Parole de l’évêque : Souviens-toi et sois dans la gratitude

Dimanche 26 janvier, j’étais à la synagogue de Rennes, avec deux prêtres et d’autres catholiques du diocèse pour la commémoration de la Shoah.

Paru dans Église en Ille-et-Vilaine n°316 – Février 2020

M. Philippe Strol, Président de la Communauté juive, nous a accueillis. Il nous a rappelé le mot hébreu Zhakor : Souviens-toi. Il s’agit de se souvenir de l’Alliance que l’Éternel a conclue avec son peuple, Israël. Mais, nous a dit M. Strol, ce mot est entré dans l’histoire afin que celle-ci garde son sens. Se souvenir de la Shoah, mal et non-sens absolus, c’est faire mémoire des fils d’Israël qui, pour l’unique raison qu’ils étaient juifs, ont été mis à mort. Se souvenir d’eux, c’est considérer qu’ils demeurent des enfants de lumière. Aussi, Philippe Strol a-t-il conclu son propos – que nous devons tous lire – par ce verset d’Isaïe : « Le peuple qui marchait dans les ténèbres a vu se lever une grande lumière ; et sur les habitants du pays de l’ombre de la mort, une lumière a resplendi. » (9,1) Se souvenir, dans l’estime de nos frères et sœurs juifs, c’est contribuer à faire briller la lumière, à vaincre les ténèbres.

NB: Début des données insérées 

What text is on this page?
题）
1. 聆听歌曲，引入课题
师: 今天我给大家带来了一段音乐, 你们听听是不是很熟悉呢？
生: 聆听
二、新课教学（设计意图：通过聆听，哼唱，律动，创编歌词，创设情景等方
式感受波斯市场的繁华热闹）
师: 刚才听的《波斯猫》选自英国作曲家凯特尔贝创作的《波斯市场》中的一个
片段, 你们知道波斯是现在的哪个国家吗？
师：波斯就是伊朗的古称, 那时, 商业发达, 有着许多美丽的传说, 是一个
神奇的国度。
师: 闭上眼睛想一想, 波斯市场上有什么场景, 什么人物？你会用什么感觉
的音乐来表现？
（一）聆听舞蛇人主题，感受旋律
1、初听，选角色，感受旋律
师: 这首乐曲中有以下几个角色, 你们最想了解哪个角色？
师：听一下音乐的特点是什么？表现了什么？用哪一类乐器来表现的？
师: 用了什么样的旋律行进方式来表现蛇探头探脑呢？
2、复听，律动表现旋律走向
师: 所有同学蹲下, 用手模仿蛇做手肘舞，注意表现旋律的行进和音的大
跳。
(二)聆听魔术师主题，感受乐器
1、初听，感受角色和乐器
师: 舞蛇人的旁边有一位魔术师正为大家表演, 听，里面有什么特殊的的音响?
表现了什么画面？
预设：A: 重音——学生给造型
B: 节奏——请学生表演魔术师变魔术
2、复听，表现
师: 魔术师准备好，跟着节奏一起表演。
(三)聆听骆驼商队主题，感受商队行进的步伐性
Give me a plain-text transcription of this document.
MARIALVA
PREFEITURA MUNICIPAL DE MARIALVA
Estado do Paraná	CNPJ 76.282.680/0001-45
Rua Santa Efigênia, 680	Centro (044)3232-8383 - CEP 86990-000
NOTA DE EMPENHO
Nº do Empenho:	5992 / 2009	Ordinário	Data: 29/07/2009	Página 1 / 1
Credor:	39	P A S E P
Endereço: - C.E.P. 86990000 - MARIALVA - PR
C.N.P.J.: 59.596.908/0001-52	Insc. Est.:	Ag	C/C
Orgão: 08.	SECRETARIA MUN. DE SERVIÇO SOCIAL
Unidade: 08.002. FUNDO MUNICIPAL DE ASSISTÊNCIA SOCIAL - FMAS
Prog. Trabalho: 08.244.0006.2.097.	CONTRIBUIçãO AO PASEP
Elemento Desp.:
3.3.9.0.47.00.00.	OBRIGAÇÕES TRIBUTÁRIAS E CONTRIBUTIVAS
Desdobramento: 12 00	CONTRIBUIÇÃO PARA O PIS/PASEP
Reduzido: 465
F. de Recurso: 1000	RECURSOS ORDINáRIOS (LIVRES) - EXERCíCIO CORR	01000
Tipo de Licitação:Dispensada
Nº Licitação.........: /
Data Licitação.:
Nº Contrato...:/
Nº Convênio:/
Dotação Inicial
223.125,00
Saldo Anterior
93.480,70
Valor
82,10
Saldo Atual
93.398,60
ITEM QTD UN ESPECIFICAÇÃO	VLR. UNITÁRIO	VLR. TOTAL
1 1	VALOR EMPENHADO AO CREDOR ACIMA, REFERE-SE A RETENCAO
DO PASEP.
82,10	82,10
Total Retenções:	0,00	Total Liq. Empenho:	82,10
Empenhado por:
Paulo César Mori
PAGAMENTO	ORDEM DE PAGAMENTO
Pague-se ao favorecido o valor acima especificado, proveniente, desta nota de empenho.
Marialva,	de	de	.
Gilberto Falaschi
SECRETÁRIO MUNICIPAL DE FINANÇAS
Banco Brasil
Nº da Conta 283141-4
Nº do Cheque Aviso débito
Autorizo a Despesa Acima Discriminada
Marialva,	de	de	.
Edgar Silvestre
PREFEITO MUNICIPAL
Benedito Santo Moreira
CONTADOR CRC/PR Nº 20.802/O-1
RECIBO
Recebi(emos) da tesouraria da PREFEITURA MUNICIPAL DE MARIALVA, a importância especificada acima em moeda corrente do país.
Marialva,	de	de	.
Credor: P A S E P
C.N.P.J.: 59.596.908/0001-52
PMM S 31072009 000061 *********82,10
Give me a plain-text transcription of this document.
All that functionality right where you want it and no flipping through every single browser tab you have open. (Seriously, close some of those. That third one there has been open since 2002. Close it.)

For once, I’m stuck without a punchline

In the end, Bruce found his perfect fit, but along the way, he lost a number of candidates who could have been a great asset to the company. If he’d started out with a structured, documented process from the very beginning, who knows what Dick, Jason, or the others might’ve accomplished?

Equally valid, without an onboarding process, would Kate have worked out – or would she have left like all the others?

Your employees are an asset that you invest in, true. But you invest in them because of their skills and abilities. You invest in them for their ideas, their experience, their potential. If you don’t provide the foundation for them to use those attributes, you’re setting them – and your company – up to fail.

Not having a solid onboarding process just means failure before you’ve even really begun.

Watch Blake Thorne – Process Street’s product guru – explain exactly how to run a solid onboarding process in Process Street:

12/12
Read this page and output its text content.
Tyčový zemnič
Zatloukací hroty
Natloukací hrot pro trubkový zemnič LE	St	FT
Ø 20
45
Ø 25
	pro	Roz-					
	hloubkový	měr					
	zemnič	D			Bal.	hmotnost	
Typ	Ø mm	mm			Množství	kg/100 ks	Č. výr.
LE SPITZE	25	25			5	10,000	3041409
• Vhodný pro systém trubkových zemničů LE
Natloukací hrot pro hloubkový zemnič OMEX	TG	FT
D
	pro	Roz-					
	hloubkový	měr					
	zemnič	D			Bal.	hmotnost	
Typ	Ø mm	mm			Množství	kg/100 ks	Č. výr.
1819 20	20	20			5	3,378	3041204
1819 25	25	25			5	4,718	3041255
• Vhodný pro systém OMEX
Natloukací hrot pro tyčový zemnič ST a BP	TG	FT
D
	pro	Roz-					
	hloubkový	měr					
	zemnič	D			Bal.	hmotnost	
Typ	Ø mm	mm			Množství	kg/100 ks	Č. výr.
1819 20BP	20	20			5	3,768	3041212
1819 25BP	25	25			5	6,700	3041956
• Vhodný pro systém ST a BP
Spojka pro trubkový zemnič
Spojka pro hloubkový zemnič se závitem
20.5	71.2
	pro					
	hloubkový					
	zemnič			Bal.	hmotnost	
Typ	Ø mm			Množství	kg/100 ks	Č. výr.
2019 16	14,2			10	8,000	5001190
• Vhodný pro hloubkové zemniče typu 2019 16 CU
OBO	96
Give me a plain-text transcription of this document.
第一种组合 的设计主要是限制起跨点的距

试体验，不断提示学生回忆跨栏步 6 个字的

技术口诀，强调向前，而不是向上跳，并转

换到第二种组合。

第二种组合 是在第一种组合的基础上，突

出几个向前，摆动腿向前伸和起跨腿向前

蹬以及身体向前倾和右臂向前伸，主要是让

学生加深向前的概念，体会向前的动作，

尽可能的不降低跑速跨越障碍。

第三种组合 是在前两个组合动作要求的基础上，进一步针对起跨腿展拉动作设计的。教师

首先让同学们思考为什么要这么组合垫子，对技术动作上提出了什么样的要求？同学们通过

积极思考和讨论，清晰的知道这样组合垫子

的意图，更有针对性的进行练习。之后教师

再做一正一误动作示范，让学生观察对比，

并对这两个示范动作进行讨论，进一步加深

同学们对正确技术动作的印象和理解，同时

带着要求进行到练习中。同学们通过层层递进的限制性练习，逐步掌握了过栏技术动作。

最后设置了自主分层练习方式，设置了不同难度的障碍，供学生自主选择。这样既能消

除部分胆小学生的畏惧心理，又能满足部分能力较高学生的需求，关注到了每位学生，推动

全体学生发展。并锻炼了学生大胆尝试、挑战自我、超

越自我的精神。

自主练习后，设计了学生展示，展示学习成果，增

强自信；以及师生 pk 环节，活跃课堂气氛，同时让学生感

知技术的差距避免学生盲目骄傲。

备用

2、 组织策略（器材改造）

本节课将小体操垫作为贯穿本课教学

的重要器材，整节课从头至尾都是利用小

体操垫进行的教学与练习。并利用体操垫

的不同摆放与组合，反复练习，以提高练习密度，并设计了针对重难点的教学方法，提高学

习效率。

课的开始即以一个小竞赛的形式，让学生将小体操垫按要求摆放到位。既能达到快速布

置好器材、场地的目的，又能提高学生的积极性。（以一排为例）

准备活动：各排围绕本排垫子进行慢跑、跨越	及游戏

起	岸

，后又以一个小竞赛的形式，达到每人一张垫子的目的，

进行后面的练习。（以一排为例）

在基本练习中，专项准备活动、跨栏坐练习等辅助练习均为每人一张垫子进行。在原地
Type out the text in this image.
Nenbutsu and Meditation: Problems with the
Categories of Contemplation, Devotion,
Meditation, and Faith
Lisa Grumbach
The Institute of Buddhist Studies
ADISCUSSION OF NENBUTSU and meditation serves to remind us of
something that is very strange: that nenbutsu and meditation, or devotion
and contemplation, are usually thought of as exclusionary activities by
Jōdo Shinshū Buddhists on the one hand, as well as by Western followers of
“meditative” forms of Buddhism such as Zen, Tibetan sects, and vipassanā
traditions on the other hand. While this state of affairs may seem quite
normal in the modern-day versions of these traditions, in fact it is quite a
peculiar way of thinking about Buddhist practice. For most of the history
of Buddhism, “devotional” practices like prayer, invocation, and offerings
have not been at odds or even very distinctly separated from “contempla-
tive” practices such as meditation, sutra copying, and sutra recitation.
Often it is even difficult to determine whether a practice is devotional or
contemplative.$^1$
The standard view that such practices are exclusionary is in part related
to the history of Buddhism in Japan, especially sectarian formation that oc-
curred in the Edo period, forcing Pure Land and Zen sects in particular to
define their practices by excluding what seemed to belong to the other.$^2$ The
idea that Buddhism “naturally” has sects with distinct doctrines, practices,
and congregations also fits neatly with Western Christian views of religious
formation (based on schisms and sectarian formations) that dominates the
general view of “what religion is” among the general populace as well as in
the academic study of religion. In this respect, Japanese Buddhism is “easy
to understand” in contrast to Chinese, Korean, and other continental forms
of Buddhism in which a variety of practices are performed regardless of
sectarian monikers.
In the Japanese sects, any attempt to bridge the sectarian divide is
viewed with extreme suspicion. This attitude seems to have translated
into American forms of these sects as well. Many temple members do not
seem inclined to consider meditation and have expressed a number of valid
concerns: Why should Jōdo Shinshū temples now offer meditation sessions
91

Ce lundi 27 janvier, nous nous sommes souvenus de l’ouverture du camp d’Auschwitz-Birkenau, il y a 75 ans. Le nazisme est l’idéologie monstrueuse qui a engendré la folie meurtrière et unique : la Shoah, dont ce camp est le symbole. C’est-à-dire la volonté d’exterminer le Peuple juif, le porteur de la Parole divine, afin d’en substituer un autre, le peuple de la race aryenne, idolâtre de lui-même.  Rejeter absolument cette idéologie perverse ne suffit pas. Plus que s’opposer au mal, il faut adhérer au bien librement choisi ; telle est la vocation de notre liberté ! C’est pourquoi, lutter contre le nazisme, c’est adhérer délibérément au vrai bien que la folie nazie a voulu annihiler. Ainsi nous lutterons efficacement contre l’antisémitisme. En effet, le nazisme a voulu anéantir le bien immense apporté par les Hébreux dans l’histoire des hommes.

Nous, chrétiens, devons être dans la gratitude amicale : ce peuple hébreu a introduit dans le monde et dans l’histoire le monothéisme qui demeure vivant chez le Peuple juif aujourd’hui. Portée par Israël, la foi au Dieu unique et vrai est venue jusqu’à nous. Nous avons accueilli la « sainte » loi que les fils d’Israël ont reçue par Moïse et transmise à leurs enfants et aux enfants de leurs enfants  jusqu’à aujourd’hui. Nous avons recueilli toutes les Écritures d’Israël, divinement inspirées, que le Peuple juif médite aujourd’hui.

Nous, chrétiens, avons avec le Peuple juif un « riche patrimoine spirituel » (cf. Nostra Aetate n. 4), ce qu’a rappelé le pape François ce 20 janvier en précisant : « Nous devons le mettre au service de tous. »

Le Pape s’est alors interrogé : « Je sens que, aujourd’hui en particulier, nous sommes appelés, nous en premier, à ce service : non à susciter de la distance et à exclure, mais à se faire proche et à inclure ; non à promouvoir les solutions de la force, mais à avoir de l’attention pour la proximité. Si nous ne le faisons pas, nous qui croyons en Celui qui, de la hauteur des Cieux, s’est souvenu de nous et a pris à cœur notre faiblesse, qui le fera ? Je pense à cette parole de l’Exode : « Dieu se souvint de son alliance avec Abraham, Isaac et Jacob. Dieu regarda les fils d’Israël, et Dieu les reconnut. » (2,24-25) Nous souvenant de ce passage, nous prendrons à cœur ceux qui souffrent. De cette manière, nous cultiverons le terrain de la fraternité. »

En méditant la Parole de Dieu, les séminaristes et les prêtres, appelés à devenir de bons bergers, apprennent qu’ils ont à conduire les brebis sur les bons pâturages de cette gratitude amicale envers le Peuple juif, afin de cultiver la fraternité entre tous les hommes.